Читать книгу Informatics and Machine Learning - Stephen Winters-Hilt - Страница 44
3 Information Entropy and Statistical Measures
ОглавлениеIn this chapter, we start with a description of information entropy and statistical measures (Section 3.1). Using these measures we then examine “raw” genomic data. No biology or biochemistry knowledge is needed in doing this analysis and yet we almost trivially rediscover a three‐element encoding scheme that is famous in biology, known as the codon. Analysis of information encoding in the four element {a, c, g, t} genomic sequence alphabet is about as simple as you can get (without working with binary data), so it provides some of the introductory examples that are implemented. A few (simple) statistical queries to get the details of the codon encoding scheme are then straightforward (Section 3.2). Once the encoding scheme is known to exist, further structure is revealed via the anomalous placement of “stop” codons, e.g. anomalously large open reading frames (ORFs) are discovered. A few more (simple) statistical queries from there, and the relation of ORFs to gene structure is revealed (Section 3.3). Once you have a clear structure in the sequential data that can be referenced positionally, it is then possible to gather statistical information for a Markov model. One example of this is to look at the positional base statistics at various positions “upstream” from the start codon. We thereby identify binding sites for critical molecular interaction in both transcription and translation.
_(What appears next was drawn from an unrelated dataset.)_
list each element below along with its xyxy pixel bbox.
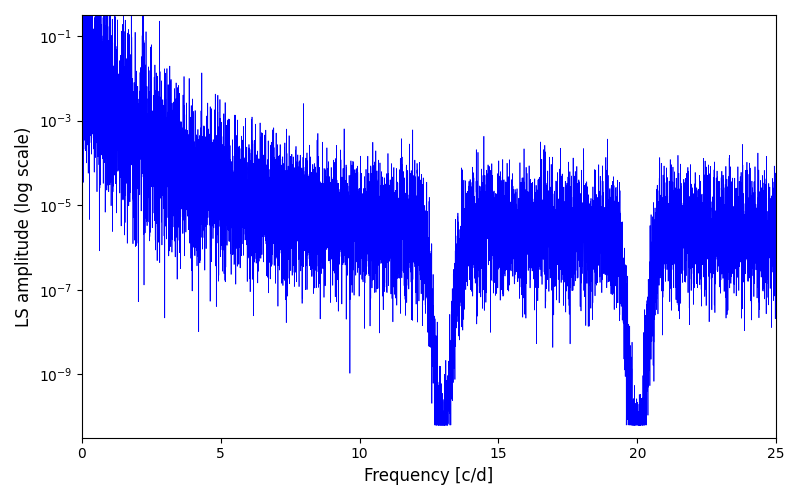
X-axis label: Frequency [c/d]: Frequency [c/d]	[364, 467, 494, 485]
Y-axis label: LS amplitude (log scale): LS amplitude (log scale)	[15, 126, 33, 326]
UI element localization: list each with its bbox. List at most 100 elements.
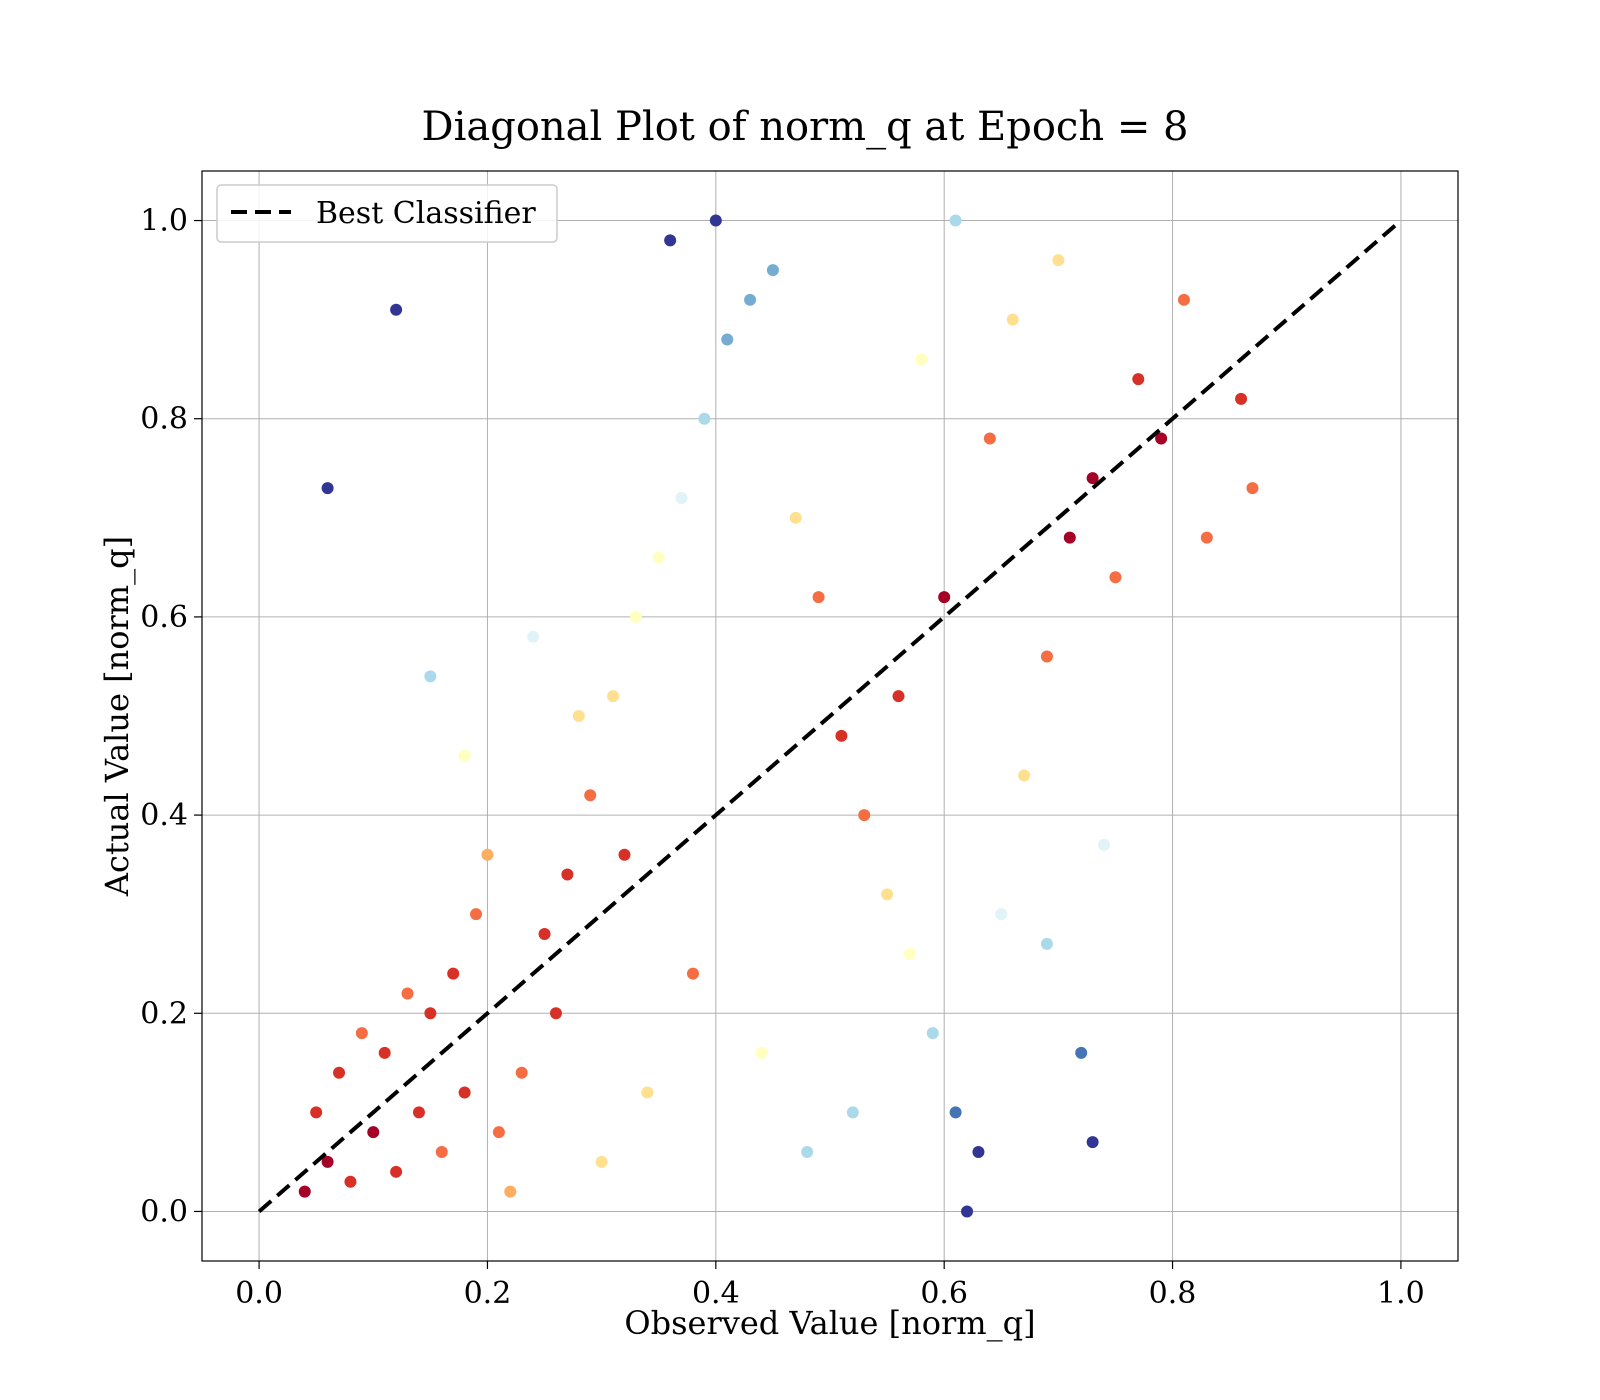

Since the Markov model is needed in analysis of sequential processes in general for what is discussed in later chapters (Chapters 6 and 7 in particular), a review of Markov models, and some of their specializations, are given in Section 3.4 (Chapters 6 and 7 covers Hidden Markov models, or HMMs).
Numerous prior book, journal, and patent publications by the author are drawn upon throughout the text [1–68]. Almost all of the journal publications are open access. These publications can typically be found online at either the author’s personal website (www.meta‐logos.com) or with one of the following online publishers: www.m‐hikari.com or bmcbioinformatics.biomedcentral.com.